El peor enemigo de un peruano es…
Víctor Andrés Ponce
10 de julio del 2015

Sobre una añeja herencia colonial: la institución nacional de la envidia.

Todo el mundo ha comenzado a comentar sobre unos paneles publicitarios de Punto visual que señalan con texto de algún puño y letra  Que el peor enemigo de un peruano es otro peruano. Periodistas, analistas, y ciudadanos de a pie se muestran intrigados ante la campaña que, evidentemente, comienza a ser exitosa. ¿Quién está detrás?, es la interrogante y el marketero se anota un punto.

Las especulaciones van desde que se trataría de una estrategia del oficialismo para intentar victimizar a Nadine Heredia ante el incremento del fuego opositor en contra de ella hasta que estaríamos ante la antesala de un lanzamiento presidencial. En todo caso, ver para creer.

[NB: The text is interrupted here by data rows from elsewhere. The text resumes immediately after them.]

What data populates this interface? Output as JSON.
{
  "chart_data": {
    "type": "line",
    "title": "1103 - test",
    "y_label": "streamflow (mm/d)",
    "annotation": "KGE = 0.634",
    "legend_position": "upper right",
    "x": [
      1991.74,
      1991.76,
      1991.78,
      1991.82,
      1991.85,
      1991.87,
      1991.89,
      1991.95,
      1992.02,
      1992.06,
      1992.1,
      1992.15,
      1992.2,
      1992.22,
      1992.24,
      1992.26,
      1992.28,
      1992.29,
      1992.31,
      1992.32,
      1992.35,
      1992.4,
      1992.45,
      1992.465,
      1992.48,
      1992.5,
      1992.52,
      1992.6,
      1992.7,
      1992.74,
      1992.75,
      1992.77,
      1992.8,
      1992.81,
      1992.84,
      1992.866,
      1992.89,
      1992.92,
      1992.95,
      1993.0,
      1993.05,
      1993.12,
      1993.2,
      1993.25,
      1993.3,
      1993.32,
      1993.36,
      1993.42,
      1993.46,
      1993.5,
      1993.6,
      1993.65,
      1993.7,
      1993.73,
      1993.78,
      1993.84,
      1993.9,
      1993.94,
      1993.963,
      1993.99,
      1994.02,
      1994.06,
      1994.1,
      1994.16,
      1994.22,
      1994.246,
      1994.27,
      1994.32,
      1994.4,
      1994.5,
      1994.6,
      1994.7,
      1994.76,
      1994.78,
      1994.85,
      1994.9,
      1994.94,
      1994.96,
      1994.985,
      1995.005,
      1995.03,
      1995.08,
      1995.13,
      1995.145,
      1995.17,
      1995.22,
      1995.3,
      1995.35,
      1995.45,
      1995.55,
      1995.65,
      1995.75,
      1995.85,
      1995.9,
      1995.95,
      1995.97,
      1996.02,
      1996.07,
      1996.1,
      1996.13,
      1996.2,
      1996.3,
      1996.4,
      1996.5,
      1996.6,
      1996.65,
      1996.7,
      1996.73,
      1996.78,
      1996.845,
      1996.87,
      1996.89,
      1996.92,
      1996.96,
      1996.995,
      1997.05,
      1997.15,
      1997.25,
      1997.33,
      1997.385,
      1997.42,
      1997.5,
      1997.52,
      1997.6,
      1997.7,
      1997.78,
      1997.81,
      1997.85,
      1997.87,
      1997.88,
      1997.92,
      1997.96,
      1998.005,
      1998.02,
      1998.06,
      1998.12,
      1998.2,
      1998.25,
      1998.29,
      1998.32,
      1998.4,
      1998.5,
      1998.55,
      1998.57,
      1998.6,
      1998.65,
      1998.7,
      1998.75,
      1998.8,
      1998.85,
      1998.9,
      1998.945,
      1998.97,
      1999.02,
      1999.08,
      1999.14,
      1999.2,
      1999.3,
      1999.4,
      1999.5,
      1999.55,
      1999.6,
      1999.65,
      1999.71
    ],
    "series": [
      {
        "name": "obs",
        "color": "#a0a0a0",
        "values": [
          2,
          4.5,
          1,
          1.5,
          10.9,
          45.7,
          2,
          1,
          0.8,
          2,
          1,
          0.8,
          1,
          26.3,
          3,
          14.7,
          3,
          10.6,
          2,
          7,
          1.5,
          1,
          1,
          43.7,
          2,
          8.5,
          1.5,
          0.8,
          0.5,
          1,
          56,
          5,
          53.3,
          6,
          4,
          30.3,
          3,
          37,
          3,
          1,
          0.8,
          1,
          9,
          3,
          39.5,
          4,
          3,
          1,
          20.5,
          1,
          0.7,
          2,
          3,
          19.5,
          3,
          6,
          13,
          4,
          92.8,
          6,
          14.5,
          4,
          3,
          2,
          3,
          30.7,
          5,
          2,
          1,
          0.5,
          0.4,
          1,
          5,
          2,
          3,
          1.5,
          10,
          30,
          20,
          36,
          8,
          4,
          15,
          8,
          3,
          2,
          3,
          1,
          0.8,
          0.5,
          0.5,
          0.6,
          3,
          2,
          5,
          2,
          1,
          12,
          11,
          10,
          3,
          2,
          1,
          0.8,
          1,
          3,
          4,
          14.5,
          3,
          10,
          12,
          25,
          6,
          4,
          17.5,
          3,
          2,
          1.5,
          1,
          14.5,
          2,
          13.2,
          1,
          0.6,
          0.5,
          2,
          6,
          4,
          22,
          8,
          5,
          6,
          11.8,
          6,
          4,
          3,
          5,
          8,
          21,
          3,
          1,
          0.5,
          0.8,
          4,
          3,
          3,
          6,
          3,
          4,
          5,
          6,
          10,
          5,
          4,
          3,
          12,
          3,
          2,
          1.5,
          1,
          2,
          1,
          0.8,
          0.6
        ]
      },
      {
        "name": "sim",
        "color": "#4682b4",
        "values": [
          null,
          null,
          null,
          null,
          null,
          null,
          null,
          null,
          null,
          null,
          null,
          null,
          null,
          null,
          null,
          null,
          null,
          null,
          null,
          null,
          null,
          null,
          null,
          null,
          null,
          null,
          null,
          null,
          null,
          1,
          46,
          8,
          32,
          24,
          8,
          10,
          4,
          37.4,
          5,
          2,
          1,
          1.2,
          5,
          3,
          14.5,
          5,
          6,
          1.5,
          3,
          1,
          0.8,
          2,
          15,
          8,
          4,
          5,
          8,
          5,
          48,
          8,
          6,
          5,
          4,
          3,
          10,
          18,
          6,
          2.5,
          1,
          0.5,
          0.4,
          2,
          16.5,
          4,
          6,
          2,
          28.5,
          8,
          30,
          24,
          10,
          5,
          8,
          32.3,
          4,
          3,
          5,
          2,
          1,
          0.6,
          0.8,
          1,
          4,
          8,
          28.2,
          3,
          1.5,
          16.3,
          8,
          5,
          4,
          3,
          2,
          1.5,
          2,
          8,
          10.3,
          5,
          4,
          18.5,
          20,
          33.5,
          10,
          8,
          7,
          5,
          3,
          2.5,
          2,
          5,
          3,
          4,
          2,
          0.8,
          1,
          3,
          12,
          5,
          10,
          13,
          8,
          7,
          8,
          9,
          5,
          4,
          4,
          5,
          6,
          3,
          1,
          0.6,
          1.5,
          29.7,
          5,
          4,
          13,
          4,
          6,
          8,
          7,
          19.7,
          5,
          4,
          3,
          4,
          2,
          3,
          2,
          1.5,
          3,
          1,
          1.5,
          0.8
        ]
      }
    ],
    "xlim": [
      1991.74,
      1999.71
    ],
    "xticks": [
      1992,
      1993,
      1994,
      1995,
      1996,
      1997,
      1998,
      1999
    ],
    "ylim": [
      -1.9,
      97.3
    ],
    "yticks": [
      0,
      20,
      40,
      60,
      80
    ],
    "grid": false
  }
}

Pero el acierto de la campaña tiene que ver con la sensibilización alrededor de la institución nacional de la envidia. En nuestro país el éxito ajeno desata tormentas de envidia antes que impulsos de emulación. Es decir, una reacción autodestructiva antes que constructiva. Quizá esta tendencia social tenga que ver, otra vez, con las peores tradiciones y herencias de la sociedad colonial.

En la Colonia y en la República previa a las grandes migraciones y la emergencia de los mercados populares, el éxito provenía, principalmente, de la manera cómo se usaba el apellido y los contactos en la esfera pública. El triunfador no se convertía en un héroe digno de admiración sino en la piñata que todos golpeaban en ausencia, pero adulaban en presencia. La institución nacional de la envidia, pues, es enorme, tiene profundas raíces y plantea desafíos futuros.

De alguna manera semejante estado de cosas comenzó a cambiar con las migraciones, la emergencia de los mercados populares, las reformas económicas de los noventa, que desataron las fuerzas del mercado y la meritocracia como el único criterio para medir a emprendedores y empresarios.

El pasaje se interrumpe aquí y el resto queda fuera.